We argued, but I can guarantee you that there were so many more great times. If it came down to giving a percentage on conflict versus having good times, it was 90/10. Ninety percent good versus 10 percent bad, believe me. A lot of great parties, galas, family festivals, team parties on the road, parties at Shaq's house, a lot of great times, a lot of laughing, good music.

Every now and then just one story will stick out and people will think it was a horrible time. It was not. It was a great time when Shaquille was here.

Wade
He's the kind of player that should have his jersey retired in Orlando, L.A. and Miami. I know stuff ends bad, but it is what it is. What a player does for an organization, you have to respect it. With what he did for Miami, I'm glad they're retiring his jersey. I wish I could be there to see it, but just know from afar, I'll be smiling for him.

Riley
Once we won the championship in 2006, we could get the albatross off our back. I also believe it opened up the floodgates to the perceptions of other players around the league that we were a championship organization. That there was a great culture down here, a great owner down here, that players were treated well. That may have led to The Big Three [Wade, LeBron James and Chris Bosh].

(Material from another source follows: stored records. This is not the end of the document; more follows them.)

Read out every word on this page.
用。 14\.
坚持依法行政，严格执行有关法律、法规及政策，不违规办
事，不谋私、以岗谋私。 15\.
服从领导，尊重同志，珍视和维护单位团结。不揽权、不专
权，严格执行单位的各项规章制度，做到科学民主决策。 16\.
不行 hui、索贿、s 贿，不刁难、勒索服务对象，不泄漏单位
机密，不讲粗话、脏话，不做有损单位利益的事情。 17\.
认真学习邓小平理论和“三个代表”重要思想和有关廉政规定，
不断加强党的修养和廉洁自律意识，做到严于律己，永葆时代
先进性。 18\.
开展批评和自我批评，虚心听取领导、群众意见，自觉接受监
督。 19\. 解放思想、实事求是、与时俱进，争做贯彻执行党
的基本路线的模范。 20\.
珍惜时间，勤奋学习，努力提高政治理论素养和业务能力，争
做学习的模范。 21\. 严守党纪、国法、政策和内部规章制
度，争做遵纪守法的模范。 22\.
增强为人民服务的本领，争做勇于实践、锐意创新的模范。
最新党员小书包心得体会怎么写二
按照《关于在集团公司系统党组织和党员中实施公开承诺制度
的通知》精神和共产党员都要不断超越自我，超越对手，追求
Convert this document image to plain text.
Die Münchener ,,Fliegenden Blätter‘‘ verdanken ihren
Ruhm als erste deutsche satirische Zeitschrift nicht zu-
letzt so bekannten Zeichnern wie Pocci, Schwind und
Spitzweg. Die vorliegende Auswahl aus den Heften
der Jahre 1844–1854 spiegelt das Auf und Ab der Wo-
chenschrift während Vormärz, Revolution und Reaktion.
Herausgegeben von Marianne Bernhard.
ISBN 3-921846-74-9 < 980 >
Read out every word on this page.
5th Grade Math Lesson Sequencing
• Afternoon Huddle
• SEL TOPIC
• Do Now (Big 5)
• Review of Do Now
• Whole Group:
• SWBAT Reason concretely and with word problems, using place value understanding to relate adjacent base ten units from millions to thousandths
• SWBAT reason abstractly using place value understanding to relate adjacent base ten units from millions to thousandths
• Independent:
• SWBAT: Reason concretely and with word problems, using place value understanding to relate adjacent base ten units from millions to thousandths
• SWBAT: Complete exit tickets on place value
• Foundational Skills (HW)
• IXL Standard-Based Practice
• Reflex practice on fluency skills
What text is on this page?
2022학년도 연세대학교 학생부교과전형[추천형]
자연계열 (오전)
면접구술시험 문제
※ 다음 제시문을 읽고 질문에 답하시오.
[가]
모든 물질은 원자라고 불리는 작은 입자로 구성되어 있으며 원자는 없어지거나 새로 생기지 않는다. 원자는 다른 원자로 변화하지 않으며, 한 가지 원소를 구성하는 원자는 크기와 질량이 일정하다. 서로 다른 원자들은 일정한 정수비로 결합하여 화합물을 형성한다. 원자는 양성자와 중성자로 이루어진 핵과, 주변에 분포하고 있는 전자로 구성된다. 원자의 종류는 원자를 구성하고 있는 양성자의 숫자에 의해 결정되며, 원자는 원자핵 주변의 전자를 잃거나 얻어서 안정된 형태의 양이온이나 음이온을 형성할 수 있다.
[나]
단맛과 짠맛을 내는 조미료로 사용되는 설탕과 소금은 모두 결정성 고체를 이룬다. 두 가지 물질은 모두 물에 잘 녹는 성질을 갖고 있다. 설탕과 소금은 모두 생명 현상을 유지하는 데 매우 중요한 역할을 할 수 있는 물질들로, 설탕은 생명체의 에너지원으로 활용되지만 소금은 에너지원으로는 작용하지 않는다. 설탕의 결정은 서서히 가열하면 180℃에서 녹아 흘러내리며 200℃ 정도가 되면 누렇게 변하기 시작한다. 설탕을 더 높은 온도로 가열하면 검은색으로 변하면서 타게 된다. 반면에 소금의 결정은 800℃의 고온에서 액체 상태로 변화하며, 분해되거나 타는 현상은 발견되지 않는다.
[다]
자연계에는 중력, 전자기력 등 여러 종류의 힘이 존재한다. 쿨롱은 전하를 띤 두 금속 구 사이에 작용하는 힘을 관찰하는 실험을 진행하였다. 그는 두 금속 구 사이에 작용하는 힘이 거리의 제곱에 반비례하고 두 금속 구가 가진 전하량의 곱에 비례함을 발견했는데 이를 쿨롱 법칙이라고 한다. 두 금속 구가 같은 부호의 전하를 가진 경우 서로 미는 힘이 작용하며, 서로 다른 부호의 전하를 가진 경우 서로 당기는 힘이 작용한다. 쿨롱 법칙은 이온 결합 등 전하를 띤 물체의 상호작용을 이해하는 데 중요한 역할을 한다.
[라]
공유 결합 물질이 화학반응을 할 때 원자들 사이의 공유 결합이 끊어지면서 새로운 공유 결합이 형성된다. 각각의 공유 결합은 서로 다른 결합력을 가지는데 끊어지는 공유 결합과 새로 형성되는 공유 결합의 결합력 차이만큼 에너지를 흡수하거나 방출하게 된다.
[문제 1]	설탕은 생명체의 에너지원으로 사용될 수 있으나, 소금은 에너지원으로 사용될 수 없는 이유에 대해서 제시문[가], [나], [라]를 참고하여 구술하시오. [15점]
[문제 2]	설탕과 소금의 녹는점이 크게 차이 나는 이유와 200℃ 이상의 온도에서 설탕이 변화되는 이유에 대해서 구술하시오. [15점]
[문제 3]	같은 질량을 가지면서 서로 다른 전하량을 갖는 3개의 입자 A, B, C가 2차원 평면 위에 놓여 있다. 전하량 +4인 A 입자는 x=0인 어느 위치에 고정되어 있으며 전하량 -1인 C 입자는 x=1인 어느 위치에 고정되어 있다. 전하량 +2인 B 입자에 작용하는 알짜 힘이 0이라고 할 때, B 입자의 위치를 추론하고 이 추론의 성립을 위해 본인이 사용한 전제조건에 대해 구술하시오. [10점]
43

We were very fortunate in the transition from Shaquille to The Big Three. We had a couple of years to be able to build and plan for that and we also had a couple of years where Erik Spoelstra could get some real coaching under his belt. Made the playoffs two years in a row. Then we were able to get LeBron, Chris and Dwyane here and we all know what that was like. I do think winning the championship in 2006 was the flashpoint for what happened in the future.

Wade
We are a part of each other's legacies. I wouldn't be today where I am without him and I helped to add to his already Hall of Fame career. I'm happy about that.

Riley
I'd run into him at various functions and things of that nature. I told him: One day we'd like to retire your jersey here. Even though you were here for three years, it doesn't make any difference to us. His jersey belongs up there with Zo and with Tim, and he was gracious enough to say yes. Even though he started in Orlando, won three titles in L.A., won his fourth title here and finished out his career with other teams, I believe he feels just like we do. I think he feels privileged that we are going to honor him on Dec. 22.

ESPN's Nick Friedell contributed to this story.